Diarist-at-large Richard Ackland flies about the nation. By Richard Ackland.

Going to extremes

Since Gadfly last filed the world has gone to hell in a handbasket. That’s what happens when you take your eye off the ball and the summer ennui leaves you too weak to type.

Donald Trump continues to astound with his Goebbels-esque “bigger the lie” approach to alternative facts. Then over the horizon comes Dutch nasty Geert Wilders, whose hair is as scary as Trump’s and who is leading the polls for the March elections in the Netherlands.

Marine Le Pen in France is not far behind and together with the crypto-fascists running the shop in Hungary and Poland large chunks of the world are in a frightful mess.

Thank God we live in a land of milk and honey where sanity and dazzling political leadership prevail.

1 . Frock shock as Markson marries

I was saddened that more coverage wasn’t given to the wedding of ace reporter from the House of Moloch, Sharri Markson – particularly as her wedding gown could not have been more fetching.

Where were the double-page spreads in New Idea or Woman’s Day? They missed a sales opportunity bigger than the adventures of Di and Dodi. It was left to the venerable Daily Mail to do the honours with the catchy headline: “Controversial reporter Sharri Markson wears very daring ‘lingerie-inspired’ gown as she ties the knot with investor Chaz Heitner.”

The nuptials took place in the New South Wales Southern Highlands, with the Mail saying Sharri went for “a very risqué look”. To Gadfly’s untrained eye it looked as though she was wearing a white bikini with floral appliqué attached to some extravagant yards of mosquito netting, allowing for plenty of exposed leg.

As the Mail put it: “The corseted creation featured a sheer and strapless bust with boning and an equally daring skirt.”

If only we were allowed to run photos on this page.

2 . Honourable sighting

Some significant holiday sightings also need to be reported. First of all, what was Bookshelves Brandis doing sitting with some fresh-faced twentysomethings in a cafe amid the car yards, gyms, greyhound tracks and Muscle Marys of Albion, a louche north-eastern borough of Brisneyland?

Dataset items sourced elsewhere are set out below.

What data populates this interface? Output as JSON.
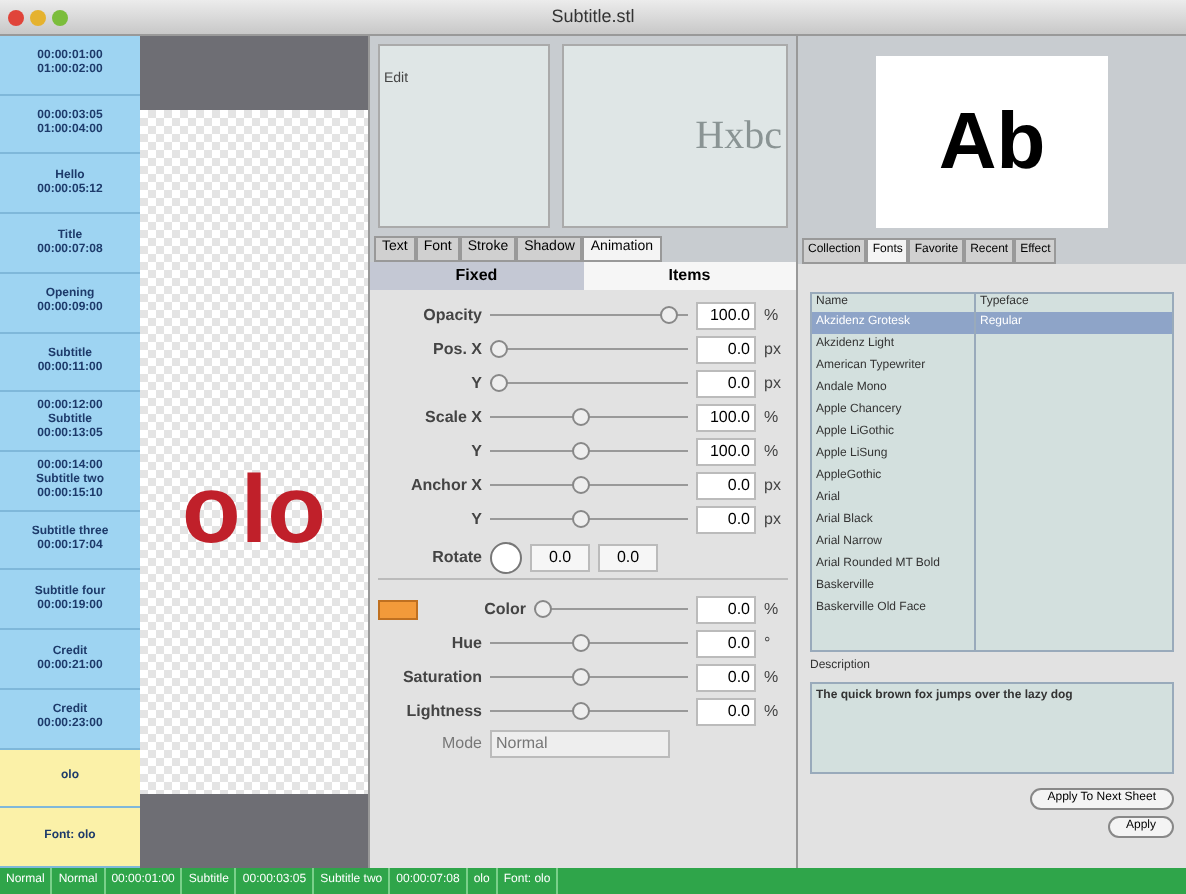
{
  "window": {
    "title": "Subtitle.stl"
  },
  "sidebar": {
    "items": [
      {
        "lines": [
          "00:00:01:00",
          "01:00:02:00"
        ],
        "selected": false
      },
      {
        "lines": [
          "00:00:03:05",
          "01:00:04:00"
        ],
        "selected": false
      },
      {
        "lines": [
          "Hello",
          "00:00:05:12"
        ],
        "selected": false
      },
      {
        "lines": [
          "Title",
          "00:00:07:08"
        ],
        "selected": false
      },
      {
        "lines": [
          "Opening",
          "00:00:09:00"
        ],
        "selected": false
      },
      {
        "lines": [
          "Subtitle",
          "00:00:11:00"
        ],
        "selected": false
      },
      {
        "lines": [
          "00:00:12:00",
          "Subtitle",
          "00:00:13:05"
        ],
        "selected": false
      },
      {
        "lines": [
          "00:00:14:00",
          "Subtitle two",
          "00:00:15:10"
        ],
        "selected": false
      },
      {
        "lines": [
          "Subtitle three",
          "00:00:17:04"
        ],
        "selected": false
      },
      {
        "lines": [
          "Subtitle four",
          "00:00:19:00"
        ],
        "selected": false
      },
      {
        "lines": [
          "Credit",
          "00:00:21:00"
        ],
        "selected": false
      },
      {
        "lines": [
          "Credit",
          "00:00:23:00"
        ],
        "selected": false
      },
      {
        "lines": [
          "olo"
        ],
        "selected": true
      },
      {
        "lines": [
          "Font: olo"
        ],
        "selected": true
      }
    ]
  },
  "canvas": {
    "caption": "olo"
  },
  "preview": {
    "label": "Edit",
    "sample": "Hxbc"
  },
  "style_tabs": [
    {
      "label": "Text",
      "selected": false
    },
    {
      "label": "Font",
      "selected": false
    },
    {
      "label": "Stroke",
      "selected": false
    },
    {
      "label": "Shadow",
      "selected": false
    },
    {
      "label": "Animation",
      "selected": true
    }
  ],
  "mode_tabs": [
    {
      "label": "Fixed",
      "selected": true
    },
    {
      "label": "Items",
      "selected": false
    }
  ],
  "sliders": [
    {
      "label": "Opacity",
      "level": 0.95,
      "reading": "100.0",
      "unit": "%"
    },
    {
      "label": "Pos. X",
      "level": 0.0,
      "reading": "0.0",
      "unit": "px"
    },
    {
      "label": "Y",
      "level": 0.0,
      "reading": "0.0",
      "unit": "px"
    },
    {
      "label": "Scale X",
      "level": 0.45,
      "reading": "100.0",
      "unit": "%"
    },
    {
      "label": "Y",
      "level": 0.45,
      "reading": "100.0",
      "unit": "%"
    },
    {
      "label": "Anchor X",
      "level": 0.45,
      "reading": "0.0",
      "unit": "px"
    },
    {
      "label": "Y",
      "level": 0.45,
      "reading": "0.0",
      "unit": "px"
    }
  ],
  "rotate": {
    "label": "Rotate",
    "value": "0.0",
    "reading": "0.0"
  },
  "color_rows": [
    {
      "label": "Color",
      "level": 0.0,
      "reading": "0.0",
      "unit": "%"
    },
    {
      "label": "Hue",
      "level": 0.45,
      "reading": "0.0",
      "unit": "°"
    },
    {
      "label": "Saturation",
      "level": 0.45,
      "reading": "0.0",
      "unit": "%"
    },
    {
      "label": "Lightness",
      "level": 0.45,
      "reading": "0.0",
      "unit": "%"
    }
  ],
  "blend": {
    "label": "Mode",
    "value": "Normal"
  },
  "font_preview": "Ab",
  "font_tabs": [
    {
      "label": "Collection",
      "selected": false
    },
    {
      "label": "Fonts",
      "selected": true
    },
    {
      "label": "Favorite",
      "selected": false
    },
    {
      "label": "Recent",
      "selected": false
    },
    {
      "label": "Effect",
      "selected": false
    }
  ],
  "font_list": {
    "columns": [
      "Name",
      "Typeface"
    ],
    "names": [
      {
        "label": "Akzidenz Grotesk",
        "selected": true
      },
      {
        "label": "Akzidenz Light",
        "selected": false
      },
      {
        "label": "American Typewriter",
        "selected": false
      },
      {
        "label": "Andale Mono",
        "selected": false
      },
      {
        "label": "Apple Chancery",
        "selected": false
      },
      {
        "label": "Apple LiGothic",
        "selected": false
      },
      {
        "label": "Apple LiSung",
        "selected": false
      },
      {
        "label": "AppleGothic",
        "selected": false
      },
      {
        "label": "Arial",
        "selected": false
      },
      {
        "label": "Arial Black",
        "selected": false
      },
      {
        "label": "Arial Narrow",
        "selected": false
      },
      {
        "label": "Arial Rounded MT Bold",
        "selected": false
      },
      {
        "label": "Baskerville",
        "selected": false
      },
      {
        "label": "Baskerville Old Face",
        "selected": false
      }
    ],
    "typefaces": [
      {
        "label": "Regular",
        "selected": true
      }
    ]
  },
  "description": {
    "label": "Description",
    "text": "The quick brown fox jumps over the lazy dog"
  },
  "buttons": [
    {
      "label": "Apply To Next Sheet"
    },
    {
      "label": "Apply"
    }
  ],
  "status_bar": [
    "Normal",
    "Normal",
    "00:00:01:00",
    "Subtitle",
    "00:00:03:05",
    "Subtitle two",
    "00:00:07:08",
    "olo",
    "Font: olo"
  ]
}
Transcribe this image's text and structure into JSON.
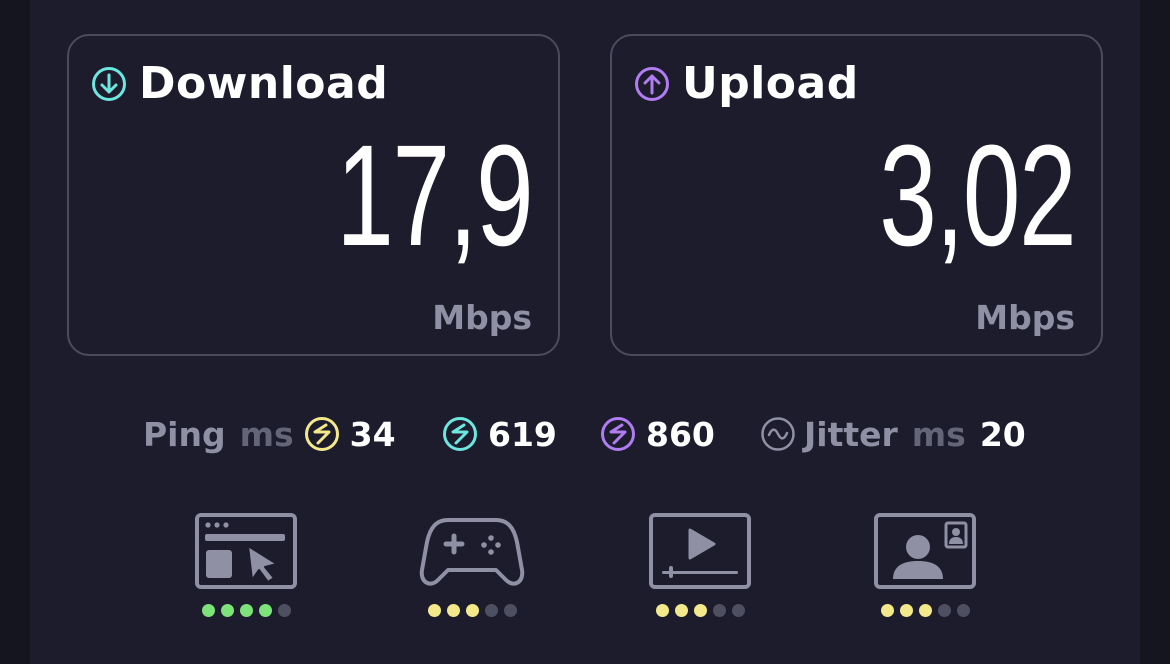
{
  "download": {
    "title": "Download",
    "value": "17,9",
    "unit": "Mbps",
    "icon": "arrow-down-circle-icon",
    "color": "#6ee6e0"
  },
  "upload": {
    "title": "Upload",
    "value": "3,02",
    "unit": "Mbps",
    "icon": "arrow-up-circle-icon",
    "color": "#b07cf0"
  },
  "ping": {
    "label": "Ping",
    "unit": "ms",
    "idle": {
      "value": "34",
      "color": "#f3e88a"
    },
    "download": {
      "value": "619",
      "color": "#6ee6e0"
    },
    "upload": {
      "value": "860",
      "color": "#b07cf0"
    }
  },
  "jitter": {
    "label": "Jitter",
    "unit": "ms",
    "value": "20"
  },
  "activities": [
    {
      "name": "web-browsing-icon",
      "rating": 4,
      "of": 5,
      "color": "#7ee27a"
    },
    {
      "name": "gaming-icon",
      "rating": 3,
      "of": 5,
      "color": "#f3e88a"
    },
    {
      "name": "video-streaming-icon",
      "rating": 3,
      "of": 5,
      "color": "#f3e88a"
    },
    {
      "name": "video-call-icon",
      "rating": 3,
      "of": 5,
      "color": "#f3e88a"
    }
  ]
}
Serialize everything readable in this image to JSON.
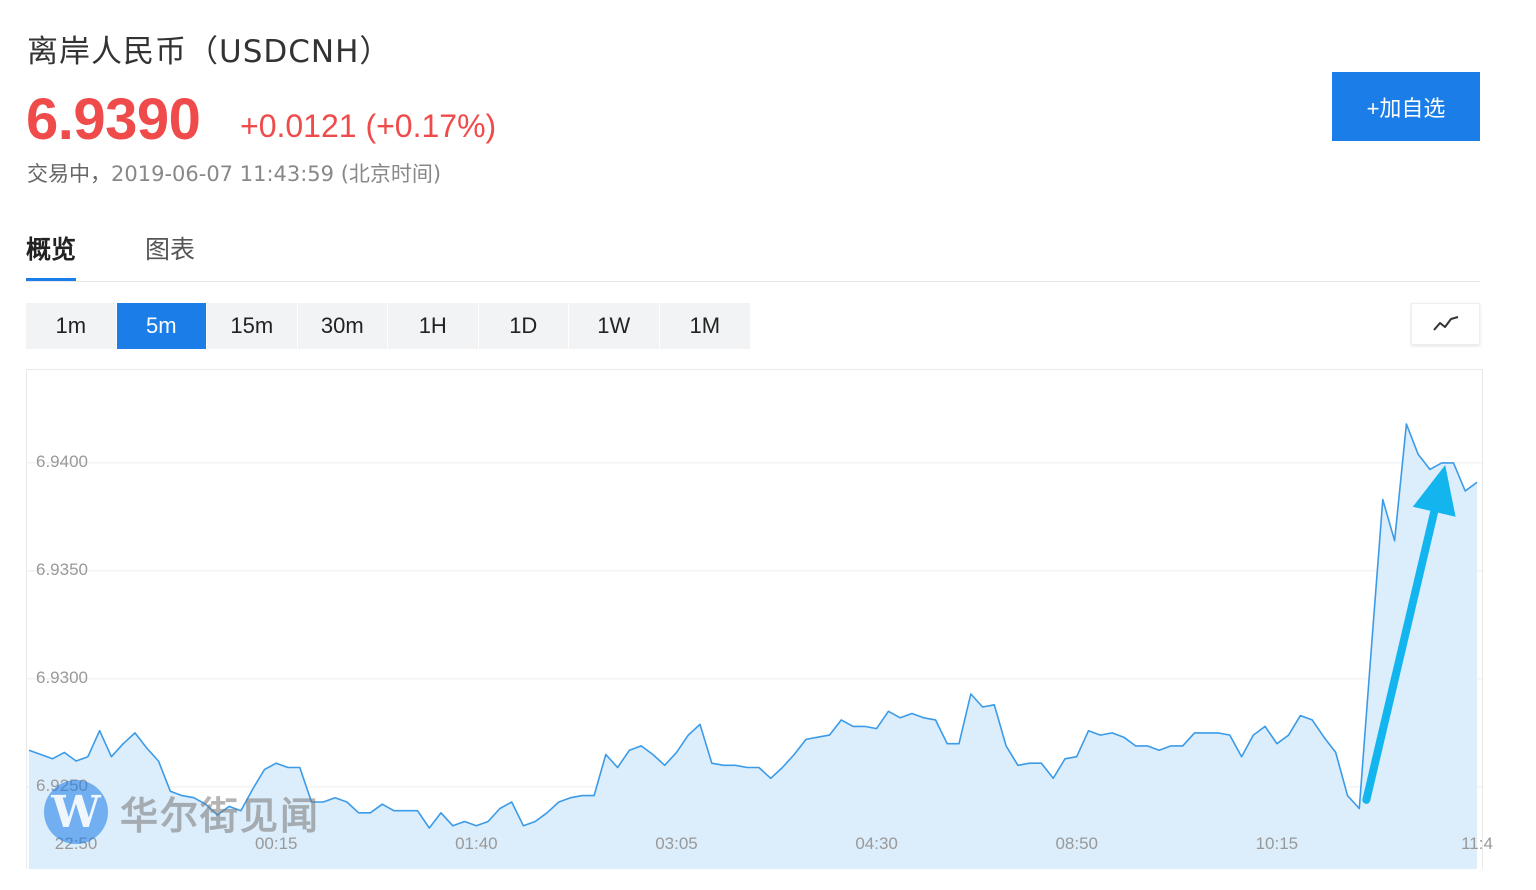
{
  "header": {
    "title": "离岸人民币（USDCNH）",
    "price": "6.9390",
    "change": "+0.0121 (+0.17%)",
    "status_prefix": "交易中，",
    "timestamp": "2019-06-07 11:43:59 (北京时间)",
    "add_watchlist_label": "+加自选"
  },
  "tabs": [
    {
      "label": "概览",
      "active": true
    },
    {
      "label": "图表",
      "active": false
    }
  ],
  "periods": [
    {
      "label": "1m",
      "active": false
    },
    {
      "label": "5m",
      "active": true
    },
    {
      "label": "15m",
      "active": false
    },
    {
      "label": "30m",
      "active": false
    },
    {
      "label": "1H",
      "active": false
    },
    {
      "label": "1D",
      "active": false
    },
    {
      "label": "1W",
      "active": false
    },
    {
      "label": "1M",
      "active": false
    }
  ],
  "chart_type_icon": "line-chart-icon",
  "watermark": {
    "logo": "W",
    "text": "华尔街见闻"
  },
  "colors": {
    "accent": "#1a7de8",
    "up": "#f04b4b",
    "line": "#3b9be8",
    "area": "#dcedfb",
    "arrow": "#12b5ee"
  },
  "chart_data": {
    "type": "area",
    "ylim": [
      6.9212,
      6.9443
    ],
    "yticks": [
      "6.9400",
      "6.9350",
      "6.9300",
      "6.9250"
    ],
    "xticks": [
      {
        "label": "22:50",
        "i": 4
      },
      {
        "label": "00:15",
        "i": 21
      },
      {
        "label": "01:40",
        "i": 38
      },
      {
        "label": "03:05",
        "i": 55
      },
      {
        "label": "04:30",
        "i": 72
      },
      {
        "label": "08:50",
        "i": 89
      },
      {
        "label": "10:15",
        "i": 106
      },
      {
        "label": "11:4",
        "i": 123
      }
    ],
    "grid": true,
    "series": [
      {
        "values": [
          6.9267,
          6.9265,
          6.9263,
          6.9266,
          6.9262,
          6.9264,
          6.9276,
          6.9264,
          6.927,
          6.9275,
          6.9268,
          6.9262,
          6.9248,
          6.9246,
          6.9245,
          6.9242,
          6.9237,
          6.9241,
          6.9239,
          6.9249,
          6.9258,
          6.9261,
          6.9259,
          6.9259,
          6.9243,
          6.9243,
          6.9245,
          6.9243,
          6.9238,
          6.9238,
          6.9242,
          6.9239,
          6.9239,
          6.9239,
          6.9231,
          6.9238,
          6.9232,
          6.9234,
          6.9232,
          6.9234,
          6.924,
          6.9243,
          6.9232,
          6.9234,
          6.9238,
          6.9243,
          6.9245,
          6.9246,
          6.9246,
          6.9265,
          6.9259,
          6.9267,
          6.9269,
          6.9265,
          6.926,
          6.9266,
          6.9274,
          6.9279,
          6.9261,
          6.926,
          6.926,
          6.9259,
          6.9259,
          6.9254,
          6.9259,
          6.9265,
          6.9272,
          6.9273,
          6.9274,
          6.9281,
          6.9278,
          6.9278,
          6.9277,
          6.9285,
          6.9282,
          6.9284,
          6.9282,
          6.9281,
          6.927,
          6.927,
          6.9293,
          6.9287,
          6.9288,
          6.9269,
          6.926,
          6.9261,
          6.9261,
          6.9254,
          6.9263,
          6.9264,
          6.9276,
          6.9274,
          6.9275,
          6.9273,
          6.9269,
          6.9269,
          6.9267,
          6.9269,
          6.9269,
          6.9275,
          6.9275,
          6.9275,
          6.9274,
          6.9264,
          6.9274,
          6.9278,
          6.927,
          6.9274,
          6.9283,
          6.9281,
          6.9273,
          6.9266,
          6.9246,
          6.924,
          6.9312,
          6.9383,
          6.9364,
          6.9418,
          6.9404,
          6.9397,
          6.94,
          6.94,
          6.9387,
          6.9391
        ]
      }
    ],
    "annotations": [
      {
        "type": "arrow",
        "from_i": 113.6,
        "from_y": 6.9244,
        "to_i": 120.3,
        "to_y": 6.9399
      }
    ]
  }
}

It seemed so out of place for the star of the Quilpie Show and Save the Bilby Ball.

More apposite was a sighting of Justice Liz Fullerton at the Roslyn Packer Theatre for the Sydney Festival’s offering of Measure for Measure, in Russian, from Moscow’s Pushkin Drama Theatre.

She would have found some light relief in a play about how justice in the hands of the wrong types can be corrupted, particularly as the jury was out in the Robert Xie murder trial, over which she skilfully presided.

Shakespeare in Russian is amazingly theatrical, showing us that movement, looks and sounds are as effective methods of communication as the native tongue.

I’m rather hoping Her Honour delivers the Xie sentencing judgement in Russian.

3 . Centrelink stink over dues diligence

Canberra’s Department of Inhuman Services, under the trusty baton of minister Alan Tudge, is grappling none too superbly with the Centrelink robo-robbery fiasco.

Tudgy insists the debt-recovery system is working splendidly and there’s no need to scrap it, even though experts are now saying that the total incorrect debt notifications is closer to 90 per cent, not the 20 per cent claimed by the mandarins.

To show just how spot-on the debt assessments are, one person in Gadfly’s orbit tells me she received her first notification, sensitively timed to arrive just before Christmas, saying she owed Centrelink $25,000.

Wait a minute, no it wasn’t – on second thoughts she was advised her debt was now $9000. Hold on again, more pressing of buttons and clanking of levers revealed a fresh figure: $3000 due and payable.

What could be fairer than that?

4 . Arts college row back in the frame

The legal battle between students and the University of Sydney is still at the skirmish stage, but things could get lively fairly soon.

Late in 2015 the university told students at the Sydney College of the Arts that it was closing its campus at the old Callan Park asylum in Rozelle.

This magnificent property was gifted to the university in 1991, in the days of Dame Killer Kramer, under a 99-year lease. Now, according to the bean counters, the estate is too expensive to maintain for yarts types: students will be moved from the harbour foreshore to the main campus at Camperdown and some of the degree options will be curtailed.

In response, students want their money back, claiming breach of contract and misleading, deceptive and unconscionable conduct on the part of
the university, with one of their number, Tim Heiderich, running a test case against the varsity in the Civil and Administrative Tribunal.  

His lawyers include Thomas McLoughlin from the Students Representative Council Legal Service and barrister Meher Gaven, who has drafted and settled the pleadings – she is a former SCA student, now a consumer law guru.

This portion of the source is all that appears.